Summary

Brett spent the summer of 1856 at Rosenlaui in Switzerland. He was inspired to take the trip after reading the fourth volume of Ruskin's Modern Painters, entitled 'Of Mountain Beauty'. In Switzerland he encountered another Pre-Raphaelite follower, J.W. Inchbold, who was working on a picture of the Jungfrau. This chance encounter had a decisive effect on Brett's own art, and he wrote in his diary, '[I] saw him do a few touches to his jung-frau and there and then saw that I had never painted in my life, but only fooled and slopped and thenceforth attempted in a reasonable way to paint all I could see' (Brett Diary, 9 December 1856, quoted in Parris, p.147).

In addition to Inchbold's influence, the painting reflects Brett's reverence for Ruskin's theories on the laws of beauty and also his own lifelong interest in geology.
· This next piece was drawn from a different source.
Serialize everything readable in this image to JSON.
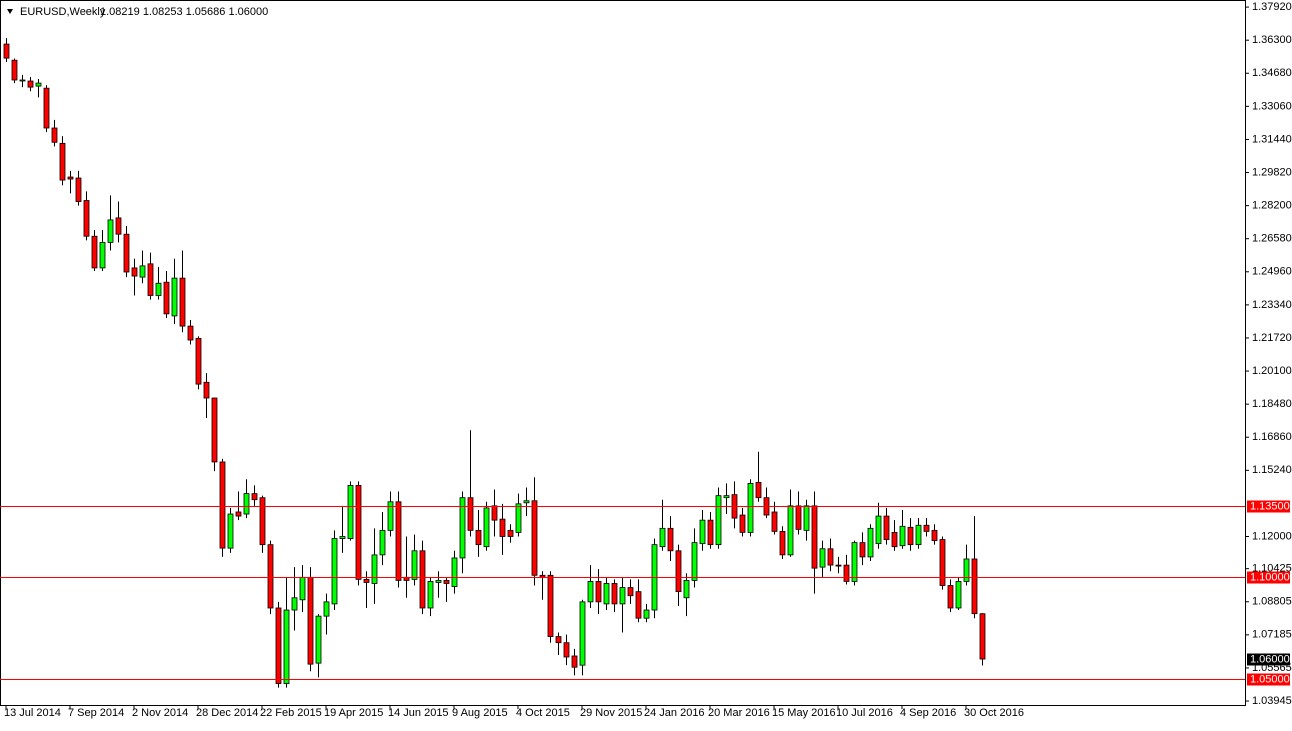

In the centre foreground is a boulder of granite and beyond it a block of gneiss with its characteristic curving folds, so admired by Ruskin. Every rock and pebble has been painted in intricate detail, following Ruskin's dictum that a small stone could be likened to a pearl or to 'a mountain in miniature' (E.T. Cook and A.D.O. Wedderburn (eds), The Works of John Ruskin, vol.IV, 1902-12, pp.367-8). Despite its close attention to detail, the picture offers a sublime vision of nature. We are made to reflect on the enormous power of the glacier, a huge mass of steely-white snow and ice, pushing away stones and upending boulders that lie in its wake. It stretches back into a misty distance, where the tops of mountains are just visible, but where no man could survive for any length of time.

Soon after Brett returned from Switzerland, the Pre-Raphaelite artist Dante Gabriel Rossetti saw The Glacier of Rosenlaui in his studio and took it to show Ruskin. Ruskin was apparently delighted with the picture and conveyed 'expressions of pleasure and praise' (Brett Diary, 9 December 1856, quoted in Parris, p.147) to the artist.

Further reading:
Leslie Parris (ed), The Pre-Raphaelites, exhibition catalogue, Tate Gallery, London 1984, reprinted 1994, pp.146-7, no.79, reproduced p.146.
Elizabeth Prettejohn, The Art of the Pre-Raphaelites, London 2000, p.254, reproduced p.253, in colour.
Christopher Wood, Victorian Art, London 1999, p.135, reproduced p.135, in colour.